Quand j’ai commencé à enseigner dans un club, bien qu’ayant déjà une vingtaines d’années de pratiques derrière moi, je craignais de ne plus progresser en me consacrant aux autres. C’est pourquoi je tenais à poursuivre mon parcours d’élève auprès de mes professeurs et j’organisais mon emploi du temps pour continuer mon entraînement personnel. Je n’imaginais pas alors que l’enseignement allait devenir un tremplin dans ma progression en tant que pratiquant et en tant que personne.

 

Enseigner le iaido, ou autre chose d’ailleurs, demande une grosse somme de travail. Il convient bien sûr d’avoir un minimum de maîtrise du sujet, les techniques, les katas.

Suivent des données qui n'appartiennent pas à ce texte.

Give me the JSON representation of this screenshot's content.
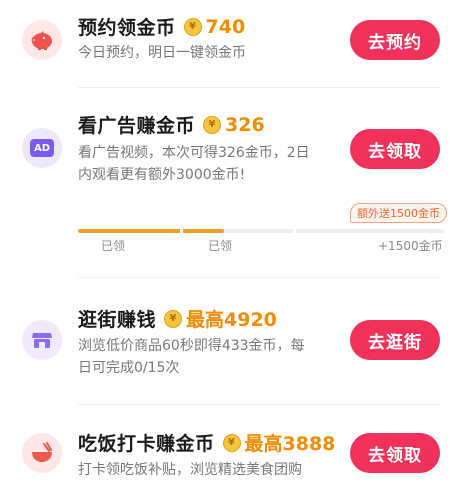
{
  "colors": {
    "accent": "#f0315a",
    "reward": "#f08c00",
    "progress": "#f0a028"
  },
  "coin_symbol": "¥",
  "tasks": [
    {
      "icon": "piggy-bank-icon",
      "title": "预约领金币",
      "reward": "740",
      "desc_lines": [
        "今日预约，明日一键领金币"
      ],
      "button": "去预约"
    },
    {
      "icon": "ad-icon",
      "icon_text": "AD",
      "title": "看广告赚金币",
      "reward": "326",
      "desc_lines": [
        "看广告视频，本次可得326金币，2日",
        "内观看更有额外3000金币!"
      ],
      "button": "去领取"
    },
    {
      "icon": "shop-icon",
      "title": "逛街赚钱",
      "reward": "最高4920",
      "desc_lines": [
        "浏览低价商品60秒即得433金币，每",
        "日可完成0/15次"
      ],
      "button": "去逛街"
    },
    {
      "icon": "bowl-icon",
      "title": "吃饭打卡赚金币",
      "reward": "最高3888",
      "desc_lines": [
        "打卡领吃饭补贴，浏览精选美食团购"
      ],
      "button": "去领取"
    }
  ],
  "progress": {
    "bonus_tag": "额外送1500金币",
    "milestones": [
      "已领",
      "已领",
      "+1500金币"
    ],
    "fraction": 0.4
  }
}
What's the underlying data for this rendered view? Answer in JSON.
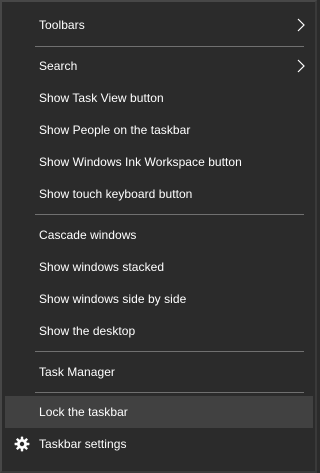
{
  "menu": {
    "toolbars": "Toolbars",
    "search": "Search",
    "task_view": "Show Task View button",
    "people": "Show People on the taskbar",
    "ink_workspace": "Show Windows Ink Workspace button",
    "touch_keyboard": "Show touch keyboard button",
    "cascade": "Cascade windows",
    "stacked": "Show windows stacked",
    "side_by_side": "Show windows side by side",
    "desktop": "Show the desktop",
    "task_manager": "Task Manager",
    "lock_taskbar": "Lock the taskbar",
    "taskbar_settings": "Taskbar settings"
  },
  "icons": {
    "submenu": "chevron-right-icon",
    "settings": "gear-icon"
  },
  "colors": {
    "background": "#2b2b2b",
    "hover": "#414141",
    "separator": "#707070",
    "text": "#ffffff"
  }
}
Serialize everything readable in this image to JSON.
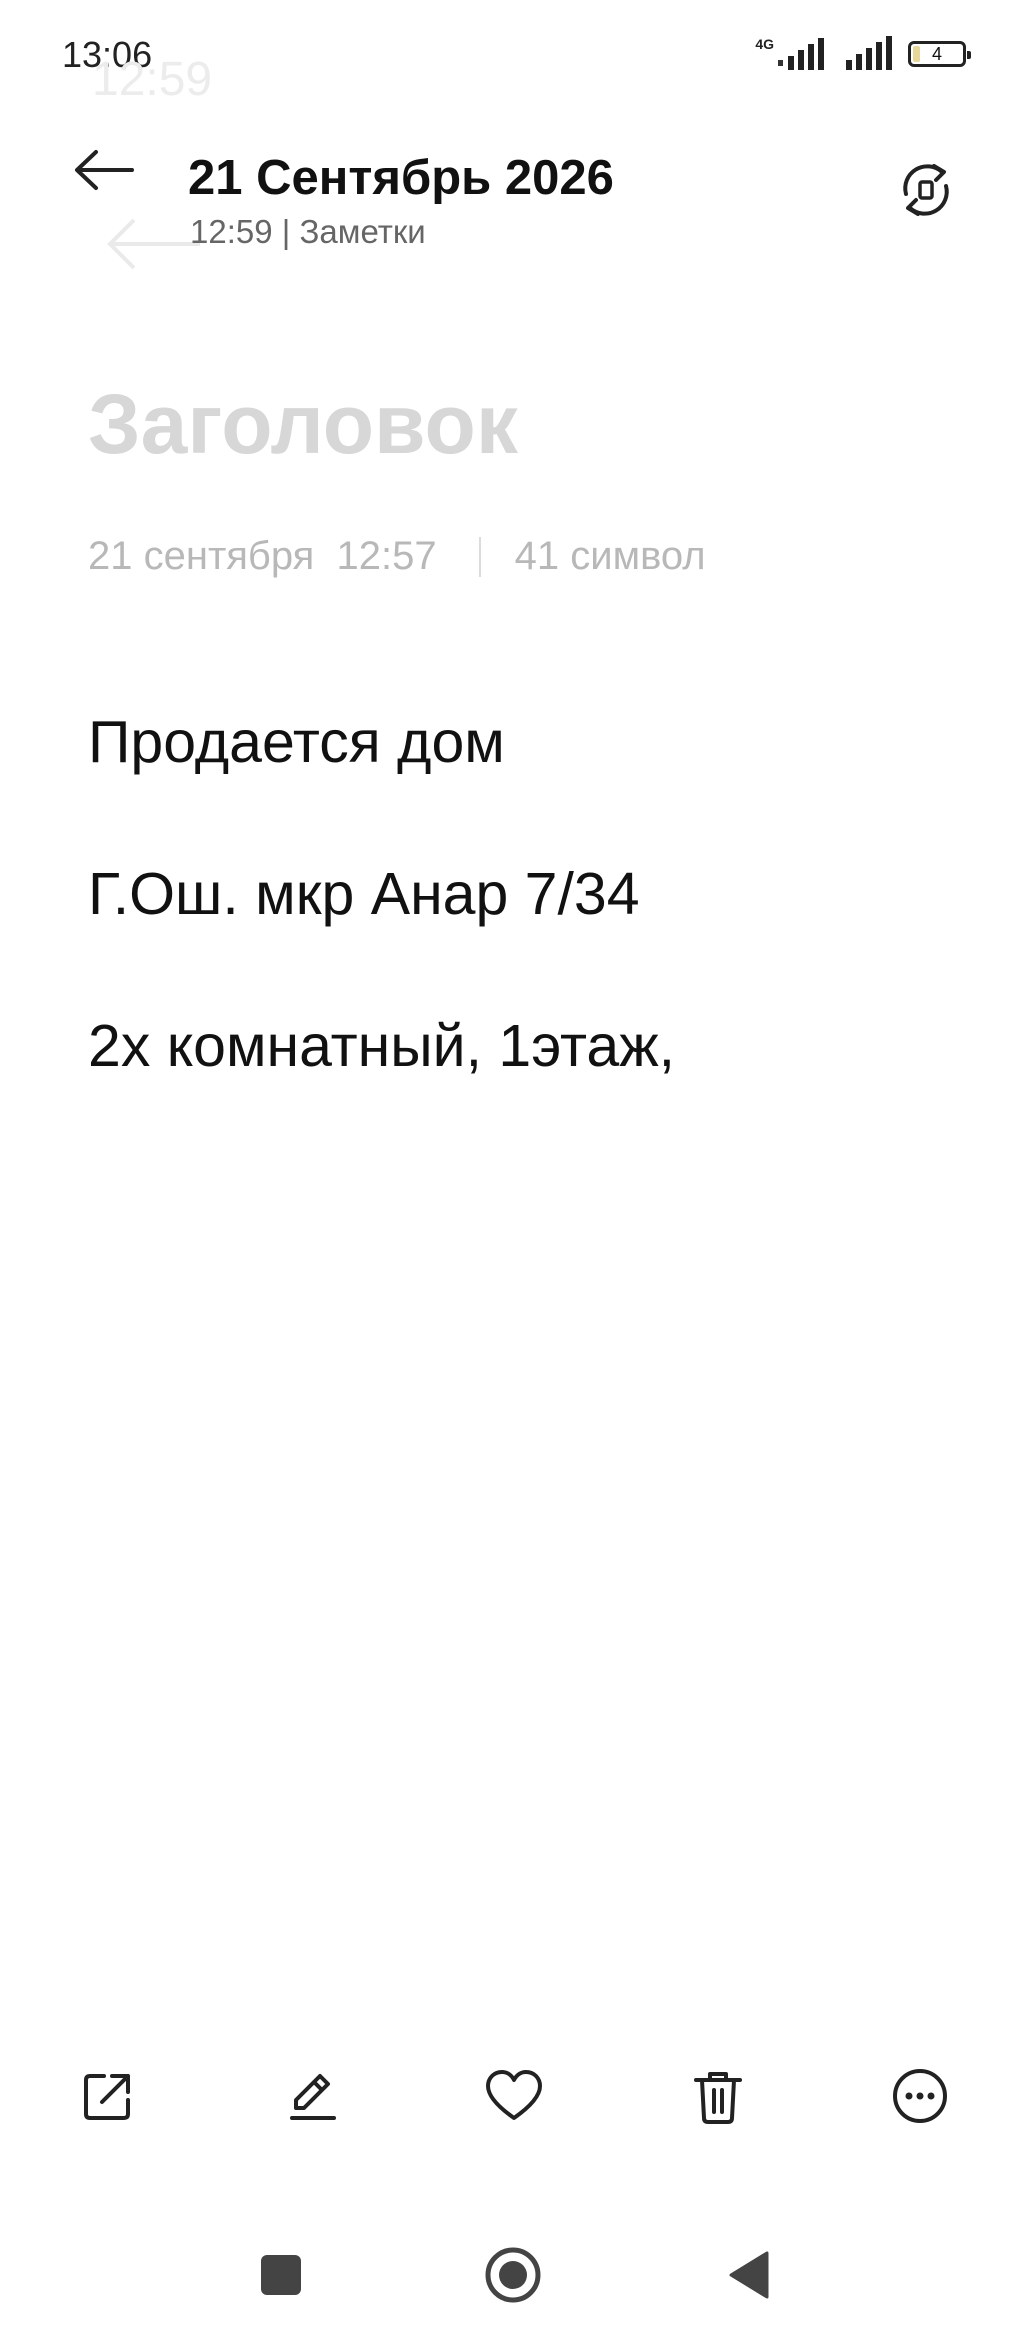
{
  "status_bar": {
    "time": "13:06",
    "network": "4G",
    "battery_level": "4",
    "battery_fill_fraction": 0.15,
    "icons": [
      "signal-4g-icon",
      "signal-icon",
      "battery-icon"
    ]
  },
  "ghost": {
    "time": "12:59"
  },
  "header": {
    "title": "21 Сентябрь 2026",
    "subtitle": "12:59 | Заметки",
    "back_icon": "arrow-left-icon",
    "rotate_icon": "rotate-icon"
  },
  "note": {
    "title_placeholder": "Заголовок",
    "meta": {
      "date": "21 сентября  12:57",
      "chars": "41 символ"
    },
    "lines": [
      "Продается дом",
      "Г.Ош. мкр Анар 7/34",
      "2х комнатный, 1этаж,"
    ]
  },
  "toolbar": {
    "items": [
      "share-icon",
      "edit-icon",
      "favorite-icon",
      "delete-icon",
      "more-icon"
    ]
  },
  "nav_bar": {
    "items": [
      "recents-icon",
      "home-icon",
      "back-icon"
    ]
  }
}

L’enseignant ne peut donc se reposer juste sur ses compétences techniques. Il peut bien sûr être un modèle mais cela n’est pas suffisant, si ce n’est que très secondaire. Pour enseigner correctement l’instructeur doit analyser sa pratique et sa discipline. A partir de là, il étudie comment construire un édifice pédagogique qui soit cohérent. Je ne parlerai pas ici plus de pédagogie,

 

Ce qui est étonnant, c’est qu’alors que l’enseignant réfléchi à comment rendre la pratique du iaido accessible à tous, ses analyses l’oblige à progresser. En effet, en s’appropriant les mécanismes de la technique et de sa biomécanique, il approfondi sa compréhension de l’art martial, affine gestuelle et sensations.

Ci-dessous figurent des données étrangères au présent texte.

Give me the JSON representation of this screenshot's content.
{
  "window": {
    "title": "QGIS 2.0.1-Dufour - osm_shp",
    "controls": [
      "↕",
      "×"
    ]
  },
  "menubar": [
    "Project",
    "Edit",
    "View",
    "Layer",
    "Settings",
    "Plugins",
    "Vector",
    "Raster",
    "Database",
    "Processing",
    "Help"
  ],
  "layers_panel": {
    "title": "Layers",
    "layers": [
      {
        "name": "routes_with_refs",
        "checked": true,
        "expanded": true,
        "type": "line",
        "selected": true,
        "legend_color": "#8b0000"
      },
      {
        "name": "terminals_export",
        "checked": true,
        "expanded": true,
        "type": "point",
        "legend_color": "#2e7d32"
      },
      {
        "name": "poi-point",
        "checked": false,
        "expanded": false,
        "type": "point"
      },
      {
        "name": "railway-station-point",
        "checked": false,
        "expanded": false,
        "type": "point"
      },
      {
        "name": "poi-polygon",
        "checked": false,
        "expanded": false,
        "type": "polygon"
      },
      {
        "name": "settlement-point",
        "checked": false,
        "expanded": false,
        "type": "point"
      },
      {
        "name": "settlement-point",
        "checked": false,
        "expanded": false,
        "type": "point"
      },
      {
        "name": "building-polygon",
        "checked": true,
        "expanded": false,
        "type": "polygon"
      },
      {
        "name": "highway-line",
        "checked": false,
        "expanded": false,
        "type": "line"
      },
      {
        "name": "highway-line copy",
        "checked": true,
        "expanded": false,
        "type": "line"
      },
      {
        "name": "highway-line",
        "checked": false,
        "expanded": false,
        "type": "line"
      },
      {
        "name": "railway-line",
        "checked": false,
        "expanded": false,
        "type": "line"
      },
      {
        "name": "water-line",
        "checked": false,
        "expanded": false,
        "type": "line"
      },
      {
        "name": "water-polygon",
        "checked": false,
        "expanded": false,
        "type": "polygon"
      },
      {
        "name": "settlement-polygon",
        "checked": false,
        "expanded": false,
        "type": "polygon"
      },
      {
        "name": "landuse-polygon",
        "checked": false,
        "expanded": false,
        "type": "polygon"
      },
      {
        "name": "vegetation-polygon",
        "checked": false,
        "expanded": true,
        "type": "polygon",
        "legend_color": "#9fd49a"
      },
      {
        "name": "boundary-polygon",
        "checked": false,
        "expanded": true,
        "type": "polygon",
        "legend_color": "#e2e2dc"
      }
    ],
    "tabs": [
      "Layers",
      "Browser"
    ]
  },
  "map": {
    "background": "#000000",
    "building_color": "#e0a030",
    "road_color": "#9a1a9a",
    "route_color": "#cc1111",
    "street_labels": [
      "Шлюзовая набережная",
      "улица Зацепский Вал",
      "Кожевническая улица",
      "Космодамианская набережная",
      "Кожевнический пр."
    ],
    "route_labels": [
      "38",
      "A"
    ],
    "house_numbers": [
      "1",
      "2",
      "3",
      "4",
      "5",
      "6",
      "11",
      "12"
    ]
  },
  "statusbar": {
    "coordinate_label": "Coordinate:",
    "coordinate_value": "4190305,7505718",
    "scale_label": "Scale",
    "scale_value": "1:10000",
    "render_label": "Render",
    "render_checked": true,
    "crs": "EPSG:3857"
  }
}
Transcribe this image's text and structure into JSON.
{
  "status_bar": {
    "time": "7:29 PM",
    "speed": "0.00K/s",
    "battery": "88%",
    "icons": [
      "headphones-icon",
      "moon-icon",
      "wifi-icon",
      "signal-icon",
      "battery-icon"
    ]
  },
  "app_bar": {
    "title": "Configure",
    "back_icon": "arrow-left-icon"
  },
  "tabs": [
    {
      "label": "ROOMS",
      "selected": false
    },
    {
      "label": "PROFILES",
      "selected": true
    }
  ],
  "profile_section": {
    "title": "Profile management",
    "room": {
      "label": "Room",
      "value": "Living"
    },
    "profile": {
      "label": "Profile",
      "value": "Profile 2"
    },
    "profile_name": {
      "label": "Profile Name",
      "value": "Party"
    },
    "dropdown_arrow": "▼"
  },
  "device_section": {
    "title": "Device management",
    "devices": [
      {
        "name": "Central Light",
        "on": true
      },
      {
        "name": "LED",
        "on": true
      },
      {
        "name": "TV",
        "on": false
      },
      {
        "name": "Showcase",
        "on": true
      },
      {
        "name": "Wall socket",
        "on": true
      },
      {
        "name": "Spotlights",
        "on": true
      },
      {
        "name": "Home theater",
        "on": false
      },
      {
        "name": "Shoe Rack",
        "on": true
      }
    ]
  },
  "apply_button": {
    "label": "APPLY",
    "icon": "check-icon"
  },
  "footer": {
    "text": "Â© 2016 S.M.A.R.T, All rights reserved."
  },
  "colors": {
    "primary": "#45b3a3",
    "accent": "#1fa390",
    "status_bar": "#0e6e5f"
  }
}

L’observation des élèves fait elle aussi progresser. Lorsque le professeur les voit commettre des erreurs, il se pose la question « Peut-être que je fais la même chose ? ». L’élève peut alors jouer le rôle de miroir dans lequel on se reflète. Lorsque l’enseignant a la modestie d’admettre que l’élève est parfois le reflet de ses faiblesses, il peut alors proposer une stratégie pour aider l’autre tout en s’aidant soi-même.

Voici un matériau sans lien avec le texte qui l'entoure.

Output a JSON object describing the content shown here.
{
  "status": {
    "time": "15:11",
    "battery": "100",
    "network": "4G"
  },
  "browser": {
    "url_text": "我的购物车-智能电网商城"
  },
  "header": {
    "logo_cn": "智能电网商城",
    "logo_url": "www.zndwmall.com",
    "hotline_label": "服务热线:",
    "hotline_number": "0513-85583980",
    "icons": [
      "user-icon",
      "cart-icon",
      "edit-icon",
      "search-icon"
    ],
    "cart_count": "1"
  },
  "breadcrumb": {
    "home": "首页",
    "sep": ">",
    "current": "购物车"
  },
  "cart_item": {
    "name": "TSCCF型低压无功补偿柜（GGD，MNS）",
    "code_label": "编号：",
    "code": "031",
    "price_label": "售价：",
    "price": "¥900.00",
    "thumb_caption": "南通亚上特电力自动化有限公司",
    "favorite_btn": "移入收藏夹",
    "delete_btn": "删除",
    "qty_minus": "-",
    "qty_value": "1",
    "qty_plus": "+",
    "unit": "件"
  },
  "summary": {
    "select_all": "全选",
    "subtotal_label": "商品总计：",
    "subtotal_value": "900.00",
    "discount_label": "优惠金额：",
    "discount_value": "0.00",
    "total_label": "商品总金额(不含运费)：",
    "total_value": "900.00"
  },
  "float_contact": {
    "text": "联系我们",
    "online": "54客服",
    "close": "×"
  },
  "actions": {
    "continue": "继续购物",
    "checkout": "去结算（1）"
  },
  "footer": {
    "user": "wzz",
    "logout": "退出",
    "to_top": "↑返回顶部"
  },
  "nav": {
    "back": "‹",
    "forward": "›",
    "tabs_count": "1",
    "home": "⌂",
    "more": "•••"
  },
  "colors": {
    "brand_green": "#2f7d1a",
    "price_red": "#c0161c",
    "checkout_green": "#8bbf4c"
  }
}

Ainsi, en prenant conscience des difficultés d’autrui, le professeur prend la mesure de ses propres limites et de ses difficultés. Savoir se remettre en question, ne pas penser que l’on sait tout, demande un travail sur soi, sur l’ego. La situation n’est pas facile pour l’enseignant car les élèves peuvent le mettre sur un piédestal, et sous le regard d’adoration de ceux-ci, l’ego de l’enseignant gonfle pour devenir plus gros que le boeuf !

 

Pour ma part, le fait d’avoir continué à suivre des cours avec mes professeurs, d’être confronté à des difficultés avec d’autres pratiquants dans les cours, m’a permit de rester ancré dans la réalité et ne pas me faire d’illusions, ou peut-être moins. En effet, lorsqu’on enseigne, les élèves ne vous attaquent pas avec sincérité, même si cela est inconscient bien sûr.

 

Lorsque vous vous entraînez avec des personnes qui ne vous vouent aucune adoration, les choses se compliquent un peu et ce qui fonctionnait à merveille avec nos élèves, vole alors en éclat et nous met en échec.

Un autre aspect intéressant quand on enseigne, c’est la motivation. Comme tout le monde il est des jours où l’on est fatigué et où l’on préférerait rester dans son canapé. Le fait qu’un groupe de personnes vous attendent, comptent sur vous, motive et empêche de se lamenter sur son sort.

 

Vous pouvez devenir enseignant sans professer dans un club. Chaque personne ayant acquis un certains niveau technique, même minime, peut aider les autres à progresser. On peut ainsi conseiller, observer, répondre à des questions, si l’on est ouvert aux autres et que l’on fait la démarche d’aller vers eux. Le club de iaido est à cet égard un lieu merveilleux car nous y venons tous pour partager la même pratique. Je pense que l’on peut avoir un regard, une analyse, une réflexion, quel que soit le niveau.

 

En tant qu’élève on progresse mieux si l’on investit sa pratique. Je pense que nous sommes tous notre propre enseignant. Pour cela il faut avoir une attitude active durant les cours, prendre des notes, retravailler ou repenser à ce qui a été étudié, analyser les difficultés rencontrées, prendre en compte les remarques du professeur. N’attendez pas de devenir professeur pour progresser et vous prendre en main.